Earlier this month, Rutgers-New Brunswick’s SJP chapter posted to Instagram in honor of a “Palestinian-Gazan Martyr,” after whom the group wants to name its Arab Cultural Center.
“Rutgers University policy does not allow us to honor our Palestinian-Gazan Martyr, Refaat AlAreer, as we open our Arab cultural center soon in the Fall,” the group stated on Aug. 12. “We call on Rutgers University to allow the naming of the Arab cultural center after Refaat AlAreer.”
“We, the Students for Justice in Palestine and the future students of the Arab Cultural Center, reject this corrupt practice,” the post concluded. “From now until forever our Arab Cultural Center will be named after him: the AlAreer Center for Arab Life (ACAL).”

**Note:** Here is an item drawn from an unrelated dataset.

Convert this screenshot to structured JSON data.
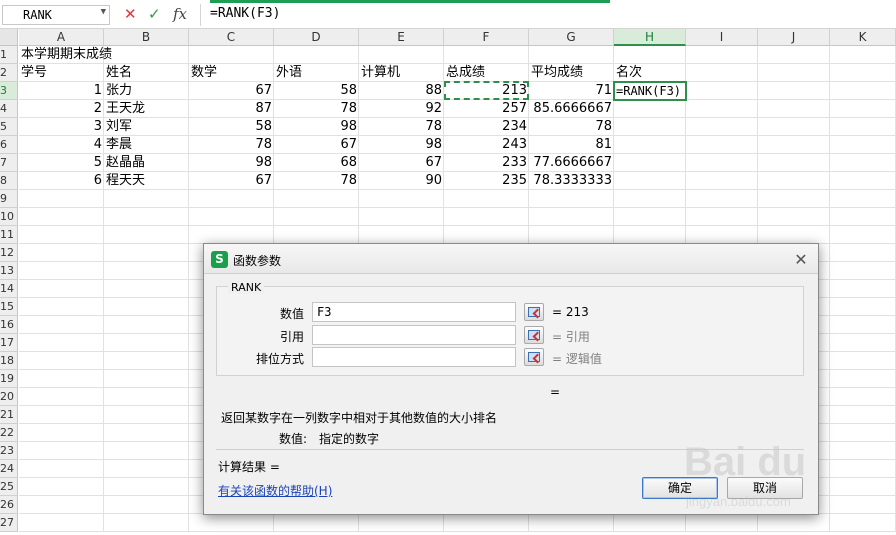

Pro-Palestinian protesters at Rutgers’ Newark campus had set up an encampment that lasted for more than a month.
“From the encampment’s beginning over a month ago, Rutgers-Newark leaders engaged with the protestors about their concerns in good faith through a series of meetings over the first couple of weeks,” a Rutgers spokesperson said at the time the encampment was closed.
“We met every one of their requests regarding the conditions and terms of negotiations, provided them every reasonable opportunity to be heard, and provided earnest, substantive, and productive responses to a large majority of their concerns,” the spokesperson continued.
In an agreement with pro-Palestinian demonstrators, the Rutgers administration promised to “implement support for 10 displaced Palestinian students to finish their education,” establish an Arab Cultural Center, and “revisit and follow up” on a partnership with Birzeit University in Ramallah.
Birziet University has been the center of multiple controversies. Following the Oct. 7 Hamas attack against Israel, Birzeit accused Israel of “genocide,” and encouraged other schools to “take concrete action to stop the genocidal war against the Palestinian people and to end Israeli settler colonialism in Palestine.”
Campus Reform has contacted Rutgers University for comment. This article will be updated accordingly.